Central to the digital shift is the single patient record, a unified platform accessible via the NHS App. This could consolidate GP visits, hospital records and test results, enabling seamless care coordination, reducing errors and empowering patients. For example, a patient moving from hospital to community care would benefit from real-time data access, avoiding delays or duplication. But better care starts with better infrastructure. That means making systems talk, and data flow because ultimately this is what gives patients more control. When access improves, outcomes improve, and everyone wins. Prevention really is the most powerful form of care.

We are still scarred by past NHS IT projects, like the National Programme for IT, which highlighted the risks of fragmented systems and poor execution. Current records are often held locally, with limited integration. Overcoming this requires significant investment and a genuine commitment to interoperability. Public trust in data security is also critical, especially with third-party providers involved. Transparent communication and robust safeguards are essential to address privacy concerns.

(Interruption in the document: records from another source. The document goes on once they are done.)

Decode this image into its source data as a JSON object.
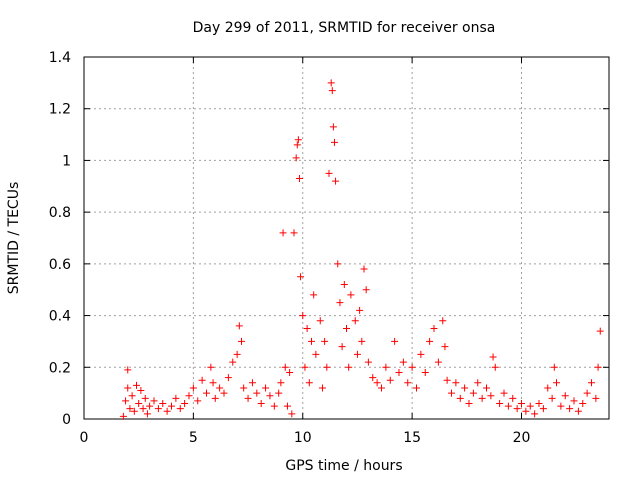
{
  "chart_data": {
    "type": "scatter",
    "title": "Day 299 of 2011, SRMTID for receiver onsa",
    "xlabel": "GPS time / hours",
    "ylabel": "SRMTID / TECUs",
    "xlim": [
      0,
      24
    ],
    "ylim": [
      0,
      1.4
    ],
    "xticks": [
      0,
      5,
      10,
      15,
      20
    ],
    "yticks": [
      0,
      0.2,
      0.4,
      0.6,
      0.8,
      1,
      1.2,
      1.4
    ],
    "xtick_labels": [
      "0",
      "5",
      "10",
      "15",
      "20"
    ],
    "ytick_labels": [
      "0",
      "0.2",
      "0.4",
      "0.6",
      "0.8",
      "1",
      "1.2",
      "1.4"
    ],
    "grid": true,
    "marker": "+",
    "series": [
      {
        "name": "SRMTID",
        "color": "#ff0000",
        "points": [
          [
            1.8,
            0.01
          ],
          [
            1.9,
            0.07
          ],
          [
            2.0,
            0.19
          ],
          [
            2.0,
            0.12
          ],
          [
            2.1,
            0.04
          ],
          [
            2.2,
            0.09
          ],
          [
            2.3,
            0.03
          ],
          [
            2.4,
            0.13
          ],
          [
            2.5,
            0.06
          ],
          [
            2.6,
            0.11
          ],
          [
            2.7,
            0.04
          ],
          [
            2.8,
            0.08
          ],
          [
            2.9,
            0.02
          ],
          [
            3.0,
            0.05
          ],
          [
            3.2,
            0.07
          ],
          [
            3.4,
            0.04
          ],
          [
            3.6,
            0.06
          ],
          [
            3.8,
            0.03
          ],
          [
            4.0,
            0.05
          ],
          [
            4.2,
            0.08
          ],
          [
            4.4,
            0.04
          ],
          [
            4.6,
            0.06
          ],
          [
            4.8,
            0.09
          ],
          [
            5.0,
            0.12
          ],
          [
            5.2,
            0.07
          ],
          [
            5.4,
            0.15
          ],
          [
            5.6,
            0.1
          ],
          [
            5.8,
            0.2
          ],
          [
            5.9,
            0.14
          ],
          [
            6.0,
            0.08
          ],
          [
            6.2,
            0.12
          ],
          [
            6.4,
            0.1
          ],
          [
            6.6,
            0.16
          ],
          [
            6.8,
            0.22
          ],
          [
            7.0,
            0.25
          ],
          [
            7.1,
            0.36
          ],
          [
            7.2,
            0.3
          ],
          [
            7.3,
            0.12
          ],
          [
            7.5,
            0.08
          ],
          [
            7.7,
            0.14
          ],
          [
            7.9,
            0.1
          ],
          [
            8.1,
            0.06
          ],
          [
            8.3,
            0.12
          ],
          [
            8.5,
            0.09
          ],
          [
            8.7,
            0.05
          ],
          [
            8.9,
            0.1
          ],
          [
            9.0,
            0.14
          ],
          [
            9.1,
            0.72
          ],
          [
            9.2,
            0.2
          ],
          [
            9.3,
            0.05
          ],
          [
            9.4,
            0.18
          ],
          [
            9.5,
            0.02
          ],
          [
            9.6,
            0.72
          ],
          [
            9.7,
            1.01
          ],
          [
            9.75,
            1.06
          ],
          [
            9.8,
            1.08
          ],
          [
            9.85,
            0.93
          ],
          [
            9.9,
            0.55
          ],
          [
            10.0,
            0.4
          ],
          [
            10.1,
            0.2
          ],
          [
            10.2,
            0.35
          ],
          [
            10.3,
            0.14
          ],
          [
            10.4,
            0.3
          ],
          [
            10.5,
            0.48
          ],
          [
            10.6,
            0.25
          ],
          [
            10.8,
            0.38
          ],
          [
            10.9,
            0.12
          ],
          [
            11.0,
            0.3
          ],
          [
            11.1,
            0.2
          ],
          [
            11.2,
            0.95
          ],
          [
            11.3,
            1.3
          ],
          [
            11.35,
            1.27
          ],
          [
            11.4,
            1.13
          ],
          [
            11.45,
            1.07
          ],
          [
            11.5,
            0.92
          ],
          [
            11.6,
            0.6
          ],
          [
            11.7,
            0.45
          ],
          [
            11.8,
            0.28
          ],
          [
            11.9,
            0.52
          ],
          [
            12.0,
            0.35
          ],
          [
            12.1,
            0.2
          ],
          [
            12.2,
            0.48
          ],
          [
            12.4,
            0.38
          ],
          [
            12.5,
            0.25
          ],
          [
            12.6,
            0.42
          ],
          [
            12.7,
            0.3
          ],
          [
            12.8,
            0.58
          ],
          [
            12.9,
            0.5
          ],
          [
            13.0,
            0.22
          ],
          [
            13.2,
            0.16
          ],
          [
            13.4,
            0.14
          ],
          [
            13.6,
            0.12
          ],
          [
            13.8,
            0.2
          ],
          [
            14.0,
            0.15
          ],
          [
            14.2,
            0.3
          ],
          [
            14.4,
            0.18
          ],
          [
            14.6,
            0.22
          ],
          [
            14.8,
            0.14
          ],
          [
            15.0,
            0.2
          ],
          [
            15.2,
            0.12
          ],
          [
            15.4,
            0.25
          ],
          [
            15.6,
            0.18
          ],
          [
            15.8,
            0.3
          ],
          [
            16.0,
            0.35
          ],
          [
            16.2,
            0.22
          ],
          [
            16.4,
            0.38
          ],
          [
            16.5,
            0.28
          ],
          [
            16.6,
            0.15
          ],
          [
            16.8,
            0.1
          ],
          [
            17.0,
            0.14
          ],
          [
            17.2,
            0.08
          ],
          [
            17.4,
            0.12
          ],
          [
            17.6,
            0.06
          ],
          [
            17.8,
            0.1
          ],
          [
            18.0,
            0.14
          ],
          [
            18.2,
            0.08
          ],
          [
            18.4,
            0.12
          ],
          [
            18.6,
            0.09
          ],
          [
            18.7,
            0.24
          ],
          [
            18.8,
            0.2
          ],
          [
            19.0,
            0.06
          ],
          [
            19.2,
            0.1
          ],
          [
            19.4,
            0.05
          ],
          [
            19.6,
            0.08
          ],
          [
            19.8,
            0.04
          ],
          [
            20.0,
            0.06
          ],
          [
            20.2,
            0.03
          ],
          [
            20.4,
            0.05
          ],
          [
            20.6,
            0.02
          ],
          [
            20.8,
            0.06
          ],
          [
            21.0,
            0.04
          ],
          [
            21.2,
            0.12
          ],
          [
            21.4,
            0.08
          ],
          [
            21.5,
            0.2
          ],
          [
            21.6,
            0.14
          ],
          [
            21.8,
            0.05
          ],
          [
            22.0,
            0.09
          ],
          [
            22.2,
            0.04
          ],
          [
            22.4,
            0.07
          ],
          [
            22.6,
            0.03
          ],
          [
            22.8,
            0.06
          ],
          [
            23.0,
            0.1
          ],
          [
            23.2,
            0.14
          ],
          [
            23.4,
            0.08
          ],
          [
            23.5,
            0.2
          ],
          [
            23.6,
            0.34
          ]
        ]
      }
    ]
  }
}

Embracing challenger thinking

To deliver this transformation, we need challenger thinking, inspired by industries like banking. Companies like Monzo disrupted traditional models by designing user-centric platforms. Similarly, the NHS must prioritise the needs of patients and clinicians, creating intuitive systems that simplify health management. This means moving beyond legacy infrastructure to design a digital ecosystem that is seamless and efficient.

The plan’s proposal to use AI as a ‘trusted assistant’ for clinicians is a step in this direction. AI could streamline administrative tasks, analyse data and support decision-making, freeing up time for patient care but this requires a cultural shift within the NHS. We need to shift from scepticism to embrace technology, supported by training for staff so they know how to use it effectively.

The scope for transforming healthcare is vast. The implementation of a single patient record could fundamentally alter care delivery, provide substantial cost savings and empower data-driven research for improved public health outcomes. Community-based care aligns with the growing prevalence of chronic conditions, easing pressure on hospitals. Yet, challenges remain.

Integrating local systems into a national platform is complex, and public trust must be earned through transparency and robust data security. If digital and community are to take over from hospitals it requires a seamless, joined-up infrastructure and central to this will be achieving a single patient record that follows individuals across settings. Without that foundation, we risk layering innovation on top of fragmentation.

The NHS 10-Year Health Plan offers a transformative roadmap for the health and care service. Success, however, will require challenger thinking to design systems around user needs, not legacy constraints. When it comes to health tech, we need suppliers who truly enable change and help create a more connected, proactive and sustainable health and care system.